The reservoir created by the Kayrakkum Dam has a surface area of 523 km2; its length is 56 km and maximum width 15 km. Its maximum depth near the dam at its western end is 25 m; the average depth is 8 m. At the other end, the head of the reservoir is silted up for a distance of 10–15 km, a consequence of the construction of the Tahtagul hydroelectric power station upstream on the Naryn River in Kyrgyzstan. By 2009, the reservoir lost an estimated one-third of its full volume to silt.[3] Silted areas are characterised by multiple small lakes and shallows, with tugay vegetation of tamarisk, oleaster, poplar thickets and reed beds, supporting many thousands of wintering waterfowl, waders and birds of prey.
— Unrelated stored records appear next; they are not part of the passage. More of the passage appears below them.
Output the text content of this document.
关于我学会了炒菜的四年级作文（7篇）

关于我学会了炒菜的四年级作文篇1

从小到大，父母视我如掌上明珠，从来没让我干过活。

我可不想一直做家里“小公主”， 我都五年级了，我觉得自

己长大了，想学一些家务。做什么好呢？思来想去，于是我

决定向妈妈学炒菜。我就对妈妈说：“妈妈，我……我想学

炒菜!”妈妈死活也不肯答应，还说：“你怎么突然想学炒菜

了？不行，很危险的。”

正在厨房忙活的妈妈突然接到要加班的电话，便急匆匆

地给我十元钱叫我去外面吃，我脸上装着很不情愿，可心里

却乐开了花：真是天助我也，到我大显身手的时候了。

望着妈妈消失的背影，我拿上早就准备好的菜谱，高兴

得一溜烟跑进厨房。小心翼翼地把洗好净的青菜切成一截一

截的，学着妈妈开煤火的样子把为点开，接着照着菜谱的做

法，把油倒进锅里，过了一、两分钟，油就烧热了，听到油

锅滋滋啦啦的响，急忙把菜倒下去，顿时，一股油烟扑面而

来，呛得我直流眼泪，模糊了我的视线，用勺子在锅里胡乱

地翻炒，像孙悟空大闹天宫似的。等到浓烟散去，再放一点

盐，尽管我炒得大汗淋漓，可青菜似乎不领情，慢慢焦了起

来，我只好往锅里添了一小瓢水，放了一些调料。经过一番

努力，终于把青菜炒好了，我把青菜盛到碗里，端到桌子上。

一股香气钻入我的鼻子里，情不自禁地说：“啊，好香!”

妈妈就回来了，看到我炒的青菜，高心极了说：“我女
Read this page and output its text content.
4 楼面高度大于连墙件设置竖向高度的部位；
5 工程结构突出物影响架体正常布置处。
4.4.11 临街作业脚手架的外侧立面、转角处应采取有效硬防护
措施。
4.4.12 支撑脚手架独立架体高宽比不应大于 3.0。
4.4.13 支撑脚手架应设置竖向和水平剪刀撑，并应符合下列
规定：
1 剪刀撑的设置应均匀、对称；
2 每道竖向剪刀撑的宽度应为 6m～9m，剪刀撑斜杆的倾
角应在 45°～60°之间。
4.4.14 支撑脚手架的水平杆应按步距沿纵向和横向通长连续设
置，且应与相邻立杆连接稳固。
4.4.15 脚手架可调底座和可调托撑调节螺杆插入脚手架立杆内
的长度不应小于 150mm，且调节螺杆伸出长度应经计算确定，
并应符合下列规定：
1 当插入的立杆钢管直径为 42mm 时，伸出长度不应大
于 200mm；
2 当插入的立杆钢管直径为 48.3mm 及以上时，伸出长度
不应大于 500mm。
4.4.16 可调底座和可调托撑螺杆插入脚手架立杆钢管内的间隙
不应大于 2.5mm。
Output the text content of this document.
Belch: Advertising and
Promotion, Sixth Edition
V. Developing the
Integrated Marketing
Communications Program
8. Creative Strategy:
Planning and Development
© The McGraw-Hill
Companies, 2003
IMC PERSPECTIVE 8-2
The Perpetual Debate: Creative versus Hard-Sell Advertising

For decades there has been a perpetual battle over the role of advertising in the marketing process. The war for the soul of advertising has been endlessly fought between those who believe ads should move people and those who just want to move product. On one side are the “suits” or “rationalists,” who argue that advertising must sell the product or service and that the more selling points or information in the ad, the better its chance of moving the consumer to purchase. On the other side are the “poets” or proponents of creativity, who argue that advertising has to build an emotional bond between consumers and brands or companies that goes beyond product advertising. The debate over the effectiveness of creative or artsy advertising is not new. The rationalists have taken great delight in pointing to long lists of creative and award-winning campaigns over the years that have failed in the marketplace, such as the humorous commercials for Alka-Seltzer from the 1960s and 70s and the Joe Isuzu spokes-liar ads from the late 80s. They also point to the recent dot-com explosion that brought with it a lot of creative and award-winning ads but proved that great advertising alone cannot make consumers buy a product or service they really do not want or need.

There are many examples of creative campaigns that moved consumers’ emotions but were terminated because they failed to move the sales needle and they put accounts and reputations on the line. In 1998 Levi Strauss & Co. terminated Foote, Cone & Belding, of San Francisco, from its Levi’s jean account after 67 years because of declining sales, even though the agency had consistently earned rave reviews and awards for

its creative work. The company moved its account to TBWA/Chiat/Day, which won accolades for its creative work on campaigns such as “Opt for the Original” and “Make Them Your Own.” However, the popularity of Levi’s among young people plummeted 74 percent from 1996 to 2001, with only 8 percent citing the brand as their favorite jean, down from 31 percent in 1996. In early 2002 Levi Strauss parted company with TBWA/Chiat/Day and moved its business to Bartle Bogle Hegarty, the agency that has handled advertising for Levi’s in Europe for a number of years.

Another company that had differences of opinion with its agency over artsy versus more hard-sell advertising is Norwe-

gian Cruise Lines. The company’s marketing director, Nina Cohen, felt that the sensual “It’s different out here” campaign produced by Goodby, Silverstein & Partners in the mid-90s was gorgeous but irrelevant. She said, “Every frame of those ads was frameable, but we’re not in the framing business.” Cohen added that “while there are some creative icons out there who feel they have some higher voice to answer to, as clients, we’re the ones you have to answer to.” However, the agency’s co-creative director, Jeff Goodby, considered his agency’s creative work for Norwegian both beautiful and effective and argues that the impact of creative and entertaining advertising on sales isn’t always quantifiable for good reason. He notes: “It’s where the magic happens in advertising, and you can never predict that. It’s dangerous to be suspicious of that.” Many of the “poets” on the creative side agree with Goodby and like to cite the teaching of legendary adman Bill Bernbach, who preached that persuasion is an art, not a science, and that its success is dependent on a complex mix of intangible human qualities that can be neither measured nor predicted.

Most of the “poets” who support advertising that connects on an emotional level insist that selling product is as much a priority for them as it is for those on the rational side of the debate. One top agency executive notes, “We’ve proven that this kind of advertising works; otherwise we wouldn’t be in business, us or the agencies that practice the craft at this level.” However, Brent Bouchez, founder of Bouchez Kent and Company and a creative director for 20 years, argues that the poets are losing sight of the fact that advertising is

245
The climate of the region is continental and semi-arid.[4]

Construction

The construction of the Kayrakkum Dam for irrigation and hydroelectricity generation purposes began in the Kayrakkum steppe in July 1951. Staring in 1954, about 2,400 families or an estimated 12,000 people were resettled from some 20 villages located in the the reservoir area.[5] Most of these people were moved to the new cotton producing areas in northern Tajikistan. In 1956, the dam was completed and the filling of the reservoir began.[6]

Important Bird Area

A 1150 km2 tract of land encompassing the reservoir and its surrounds has been identified as an Important Bird Area (IBA) by BirdLife International because it supports significant numbers of the populations of various bird species, either as residents, or as overwintering, breeding or passage migrants. These include mallards, pygmy cormorants, saker falcons, cinereous vultures, great bustards, houbara bustards, common cranes, pale-backed pigeons, pallid scops-owls, Egyptian nightjars, European rollers, white-winged woodpeckers, great tits, desert larks, streaked scrub-warblers, Sykes's warblers, Asian desert warblers, saxaul sparrows and desert finches.[4]